Qu’on ne compte pas sur cet article pour participer à cette triste manœuvre. Disons simplement que la cérémonie s’appuiera sur une création bien connue des amateurs de manga pour créer un télescopage audacieux avec les événements que traverse le monde. Ceux qui ont eu accès au story board avant ce leak ont déclaré avoir « la chair de poule » rien qu’en pensant à la qualité du spectacle proposé.
Quand le droit à l’information sert d’excuse aux trouble-fêtes
Dans un monde abreuvé de cérémonies et de spectacles (la finale du Superbowl, l’ouverture de la Coupe du Monde…), les Jeux olympiques gardent une aura particulière. La cérémonie d’ouverture des Jeux est longtemps restée l’un des rares spectacles en mondovision, réunissant des centaines de millions de spectateurs devant leur petit écran.
Pour le pays organisateur, c’est l’occasion d’offrir un aperçu de sa vitalité créatrice, de son sens de l’hospitalité et du spectacle. A l’instar des expositions universelles qui ont donné aux hommes et aux femmes du siècle passé le sentiment d’appartenir à une humanité commune, cette cérémonie était, et reste, une fenêtre sur les cultures étrangères. Même si les artefacts de ces cultures ont depuis essaimé dans le monde entier, chose qu’a parfaitement intégré le Japon en jouant de son imaginaire pop singulier pour concevoir cette cérémonie. Celle-ci devrait avoir lieu comme prévu, le temps manquant pour tout reprendre à zéro à la suite du leak malencontreux.
Le magazine responsable de cette publication fait désormais face à des menaces de procès de la part des organisateurs des Jeux, qui invoquent une violation de la propriété intellectuelle. Il est soutenu par des experts juridiques qui, de leur côté, s’en remettent à la liberté d’expression garantie par la Constitution. Si l’affaire va jusqu’au bout, la justice japonaise dira ce qu’il en est.

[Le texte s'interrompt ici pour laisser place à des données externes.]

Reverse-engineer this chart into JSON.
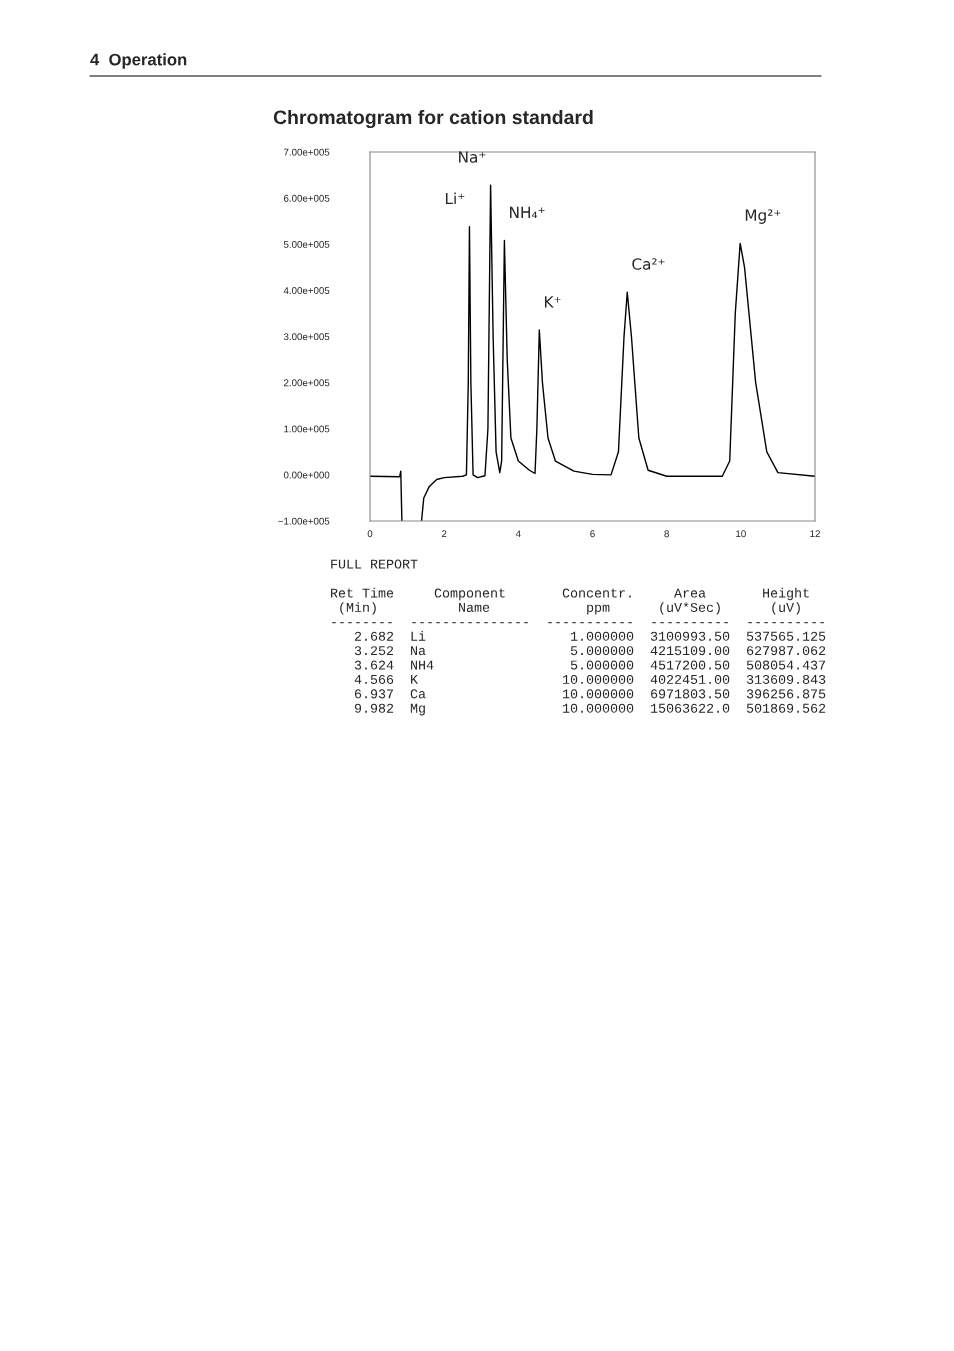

Qu’on se permette toutefois de s’interroger : où est le droit à l’information dans une telle démarche? Quel intérêt peut-on avoir à éventer une si belle surprise ? Les amateurs de séries le savent : se faire spoiler un épisode peut ruiner l’expérience, cette attente fébrile qui fait qu’on s’attache à la diffusion de son programme préféré comme à un geste quasi-religieux. Les Québécois, qui traduisent en français tous les mots américains, en ont inventé un qui en dit long sur la déception engendrée par cette expérience rageante : divulgâcher. Et s’il y a des déçus, c’est qu’il y a des personnes que cela excite de souiller ainsi le plaisir de la découverte.
Des Jeux olympiques aux conditions exceptionnelles
Pas plus qu’on ne se prononcera sur l’aspect juridique de cet épisode, on n’entrera ici plus avant dans ces considérations psychologiques. Il reste que cette affaire tombe mal, à une période où le monde a plus que jamais besoin de rêve et de magie.
Du rêve et de la magie, beaucoup espèrent que ces Jeux seront l’occasion d’en redonner aux amateurs de sport sevrés de compétitions depuis des mois. Tout a été fait pour que l’événement se déroule selon le nouveau calendrier, dans des conditions de sécurité rendues nécessaires par la persistance de la Covid-19. Défendus contre vents et marées par le Premier ministre japonais, organisés par l’agence Dentsu qui a fait le succès des éditions passées, ces Jeux s’ouvriront à Tokyo le 23 juillet prochain. Crève-coeur pour les organisateurs, les épreuves se dérouleront en l’absence de spectateurs venus de l’étranger. Mais les Japonais, eux, seront bien présents, en vertu d’un protocole sanitaire renforcé.
Quoi qu’il arrive sur le plan sportif, les JO de Tokyo entreront dans l’Histoire comme un exploit unique en son genre, au vu des circonstances. Ils marqueront un signe d’espoir et de retour à la normale dans un monde qui, pour les plus chanceux de ses habitants, commencera à entrevoir la sortie de l’épidémie. Alors pour que la fête soit complète, oubliez tout ce que vous avez cru lire ou voir sur la cérémonie d’ouverture, et accueillez-la avec une âme d’enfant.